Als sie ihrem Sohn im Frühjahr 2015 die Nachricht „Mir geht es gerade wieder besser“ zukommen ließ, ging alles recht schnell. Der schickte ihr postwendend die Stellenanzeige des Kinder- und Jugendhilfezentrums zu und nach einem mit Unterstützung der Agentur für Arbeit initiierten mehrwöchigen Praktikums hatte Karin Dirmeier ihren Arbeitsvertag ab dem 1. Juli in der Tasche: „Zufälle sind das, was einem zufällt“, lautet deshalb auch das Motto der Erzieherin.

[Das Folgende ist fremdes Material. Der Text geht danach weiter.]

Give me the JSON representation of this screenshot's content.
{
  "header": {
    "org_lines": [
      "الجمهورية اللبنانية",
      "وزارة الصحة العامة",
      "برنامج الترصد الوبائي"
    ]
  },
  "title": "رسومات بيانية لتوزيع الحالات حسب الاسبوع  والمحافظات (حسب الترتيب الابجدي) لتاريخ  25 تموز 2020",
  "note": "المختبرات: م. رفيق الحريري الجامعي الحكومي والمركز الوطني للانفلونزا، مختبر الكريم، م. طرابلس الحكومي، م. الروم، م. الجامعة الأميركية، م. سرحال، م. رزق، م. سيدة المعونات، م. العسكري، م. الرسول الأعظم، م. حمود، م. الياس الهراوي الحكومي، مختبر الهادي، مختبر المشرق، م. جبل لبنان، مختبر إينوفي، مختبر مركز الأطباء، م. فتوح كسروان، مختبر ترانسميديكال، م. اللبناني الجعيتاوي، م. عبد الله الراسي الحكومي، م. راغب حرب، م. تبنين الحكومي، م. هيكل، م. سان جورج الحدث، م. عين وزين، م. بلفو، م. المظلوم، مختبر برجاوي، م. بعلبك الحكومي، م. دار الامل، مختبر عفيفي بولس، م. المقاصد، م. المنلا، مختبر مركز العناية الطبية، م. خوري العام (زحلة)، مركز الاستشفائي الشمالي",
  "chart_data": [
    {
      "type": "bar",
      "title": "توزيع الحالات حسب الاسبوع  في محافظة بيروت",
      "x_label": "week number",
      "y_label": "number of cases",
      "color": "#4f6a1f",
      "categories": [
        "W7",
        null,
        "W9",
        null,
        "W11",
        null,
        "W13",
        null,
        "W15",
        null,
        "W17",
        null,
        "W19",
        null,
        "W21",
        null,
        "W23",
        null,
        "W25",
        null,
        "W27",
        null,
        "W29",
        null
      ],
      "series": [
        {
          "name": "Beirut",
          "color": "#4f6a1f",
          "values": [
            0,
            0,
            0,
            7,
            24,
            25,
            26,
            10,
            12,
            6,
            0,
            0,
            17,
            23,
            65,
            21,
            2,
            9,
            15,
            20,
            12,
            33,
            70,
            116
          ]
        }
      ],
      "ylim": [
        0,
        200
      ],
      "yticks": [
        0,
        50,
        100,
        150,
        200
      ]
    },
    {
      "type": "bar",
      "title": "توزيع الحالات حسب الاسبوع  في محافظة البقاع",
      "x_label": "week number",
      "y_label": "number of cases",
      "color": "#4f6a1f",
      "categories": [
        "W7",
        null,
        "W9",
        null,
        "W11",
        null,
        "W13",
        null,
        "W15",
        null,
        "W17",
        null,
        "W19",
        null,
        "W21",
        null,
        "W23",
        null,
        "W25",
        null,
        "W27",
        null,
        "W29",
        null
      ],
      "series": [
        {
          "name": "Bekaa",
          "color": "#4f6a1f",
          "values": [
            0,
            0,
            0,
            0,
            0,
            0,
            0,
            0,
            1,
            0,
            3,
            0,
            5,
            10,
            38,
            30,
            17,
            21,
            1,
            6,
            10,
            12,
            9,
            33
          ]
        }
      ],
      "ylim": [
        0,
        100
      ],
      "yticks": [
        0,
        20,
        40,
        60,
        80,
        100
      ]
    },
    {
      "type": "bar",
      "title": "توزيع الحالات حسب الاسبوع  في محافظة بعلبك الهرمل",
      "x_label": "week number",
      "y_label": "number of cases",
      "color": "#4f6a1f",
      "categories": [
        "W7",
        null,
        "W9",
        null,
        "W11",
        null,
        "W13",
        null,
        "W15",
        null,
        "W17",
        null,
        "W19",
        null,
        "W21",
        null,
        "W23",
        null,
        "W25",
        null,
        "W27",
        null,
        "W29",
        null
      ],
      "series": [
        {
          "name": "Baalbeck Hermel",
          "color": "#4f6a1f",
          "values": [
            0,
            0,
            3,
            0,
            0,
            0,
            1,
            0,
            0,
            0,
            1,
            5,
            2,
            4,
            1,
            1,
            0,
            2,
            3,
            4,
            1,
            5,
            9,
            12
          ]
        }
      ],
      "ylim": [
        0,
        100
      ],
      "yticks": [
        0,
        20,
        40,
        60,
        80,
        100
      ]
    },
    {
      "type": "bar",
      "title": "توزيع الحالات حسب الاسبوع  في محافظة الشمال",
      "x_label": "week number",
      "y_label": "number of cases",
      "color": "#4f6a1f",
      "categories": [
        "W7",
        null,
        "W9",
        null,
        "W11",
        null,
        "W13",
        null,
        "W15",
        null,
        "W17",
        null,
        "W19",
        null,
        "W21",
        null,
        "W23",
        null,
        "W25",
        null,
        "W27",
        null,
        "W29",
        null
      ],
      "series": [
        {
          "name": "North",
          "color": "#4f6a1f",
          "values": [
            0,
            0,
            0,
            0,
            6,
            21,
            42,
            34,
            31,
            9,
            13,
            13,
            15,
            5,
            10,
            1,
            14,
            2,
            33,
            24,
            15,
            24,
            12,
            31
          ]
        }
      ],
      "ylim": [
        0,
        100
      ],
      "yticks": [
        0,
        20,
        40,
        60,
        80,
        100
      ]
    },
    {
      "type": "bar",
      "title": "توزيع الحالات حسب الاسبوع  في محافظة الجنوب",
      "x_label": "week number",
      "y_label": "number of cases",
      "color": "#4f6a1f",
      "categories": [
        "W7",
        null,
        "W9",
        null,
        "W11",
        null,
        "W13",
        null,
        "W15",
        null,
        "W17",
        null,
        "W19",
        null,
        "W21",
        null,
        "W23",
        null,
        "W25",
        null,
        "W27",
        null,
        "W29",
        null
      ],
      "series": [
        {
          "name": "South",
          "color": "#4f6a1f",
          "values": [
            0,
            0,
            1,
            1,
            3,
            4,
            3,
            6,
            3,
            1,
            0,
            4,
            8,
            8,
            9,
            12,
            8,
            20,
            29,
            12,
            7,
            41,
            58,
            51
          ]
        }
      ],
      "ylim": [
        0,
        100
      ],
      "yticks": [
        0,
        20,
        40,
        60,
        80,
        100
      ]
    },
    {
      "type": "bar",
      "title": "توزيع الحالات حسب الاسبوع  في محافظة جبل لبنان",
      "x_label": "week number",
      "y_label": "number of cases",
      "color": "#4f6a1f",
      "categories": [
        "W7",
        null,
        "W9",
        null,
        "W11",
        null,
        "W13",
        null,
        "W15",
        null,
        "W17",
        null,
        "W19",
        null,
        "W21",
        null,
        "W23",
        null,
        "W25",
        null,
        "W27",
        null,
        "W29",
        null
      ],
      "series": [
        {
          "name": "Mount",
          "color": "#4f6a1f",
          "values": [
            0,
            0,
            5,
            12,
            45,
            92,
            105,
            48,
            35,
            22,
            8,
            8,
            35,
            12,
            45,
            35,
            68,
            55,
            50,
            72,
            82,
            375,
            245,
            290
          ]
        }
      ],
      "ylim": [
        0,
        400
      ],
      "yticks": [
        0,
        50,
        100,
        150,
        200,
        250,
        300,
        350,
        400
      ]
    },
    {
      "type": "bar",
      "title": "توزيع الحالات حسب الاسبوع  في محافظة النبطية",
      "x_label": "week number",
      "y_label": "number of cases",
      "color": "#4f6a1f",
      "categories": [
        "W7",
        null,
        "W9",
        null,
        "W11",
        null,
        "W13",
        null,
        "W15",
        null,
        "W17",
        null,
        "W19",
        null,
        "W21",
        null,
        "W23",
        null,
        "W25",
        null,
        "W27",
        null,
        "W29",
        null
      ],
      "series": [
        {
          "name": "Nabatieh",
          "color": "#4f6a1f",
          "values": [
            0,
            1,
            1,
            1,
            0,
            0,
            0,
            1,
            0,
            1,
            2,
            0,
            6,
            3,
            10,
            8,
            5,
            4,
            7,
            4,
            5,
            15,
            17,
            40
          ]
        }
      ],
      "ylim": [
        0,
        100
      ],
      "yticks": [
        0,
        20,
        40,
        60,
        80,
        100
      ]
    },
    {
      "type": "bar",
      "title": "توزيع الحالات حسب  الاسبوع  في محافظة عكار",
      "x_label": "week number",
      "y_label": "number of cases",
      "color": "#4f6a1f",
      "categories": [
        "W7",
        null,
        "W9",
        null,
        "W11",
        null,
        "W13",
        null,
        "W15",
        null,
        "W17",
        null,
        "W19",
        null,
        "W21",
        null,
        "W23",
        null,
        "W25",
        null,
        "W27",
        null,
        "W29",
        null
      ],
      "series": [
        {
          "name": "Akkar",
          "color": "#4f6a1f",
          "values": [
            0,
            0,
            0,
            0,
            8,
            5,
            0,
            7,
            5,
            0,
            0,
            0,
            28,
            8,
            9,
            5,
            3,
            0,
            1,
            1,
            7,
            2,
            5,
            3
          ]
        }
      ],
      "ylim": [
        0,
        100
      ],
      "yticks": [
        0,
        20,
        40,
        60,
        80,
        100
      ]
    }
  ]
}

Das Alter der damals 60-Jährigen spielte für St.-Josef-Leiter Herbert Reim bei der Personalauswahl keine Rolle: „Bei der Zusammensetzung unserer Teams achten wir auf eine gesunde Mischung. Alter bedeutet Erfahrung und ist ein Wert, der bei unserem Aufgabenspektrum eine ganz wesentliche Bedeutung hat“, sagt er. „Dazu verfügt Frau Dirmeier nicht nur über reichlich Lebenserfahrung und ist selbst Mutter, sie war dazu auch viele Jahre bei einem Bildungsträger beschäftigt und besitzt aus dieser Zeit noch ein dichtes Netzwerk zu potentiellen Praktikums- und Ausbildungsbetrieben für unsere Jugendlichen.“
„Spannend, interessant und einfach etwas ganz Neues“ – das sind die Worte, mit denen Karin Dirmeier ihre neue Aufgabe beschreibt. Bei aller Zielstrebigkeit, mit der sie die Integration „ihrer Jungs“ vorantreibt, ist sie auch für ihre unkonventionellen Methoden bekannt: „Neue Mitbewohner dürfen nach dem Essen erst aufstehen, wenn sie einen kompletten deutschen Satz gesagt haben“, verrät sie augenzwinkernd – und wohlwissend, dass gute Deutschkenntnisse der Schlüssel für den Erfolg sind.
„Knapp 40 Prozent aller in der Region arbeitslos gemeldeten Personen sind 50 Jahre und älter. Dort schlummert trotz Fachkräftebedarf also immer noch ein großes Potential“, sagt Peter Kundinger, Pressesprecher bei der Ingolstädter Arbeitsagentur. „Vor dem Hintergrund des demografischen Wandels und der vielen positiven Eigenschaften, die erfahrene und ältere Arbeitnehmer in den Betrieb einbringen, sollten wir dies nicht ungenutzt lassen“, appelliert er.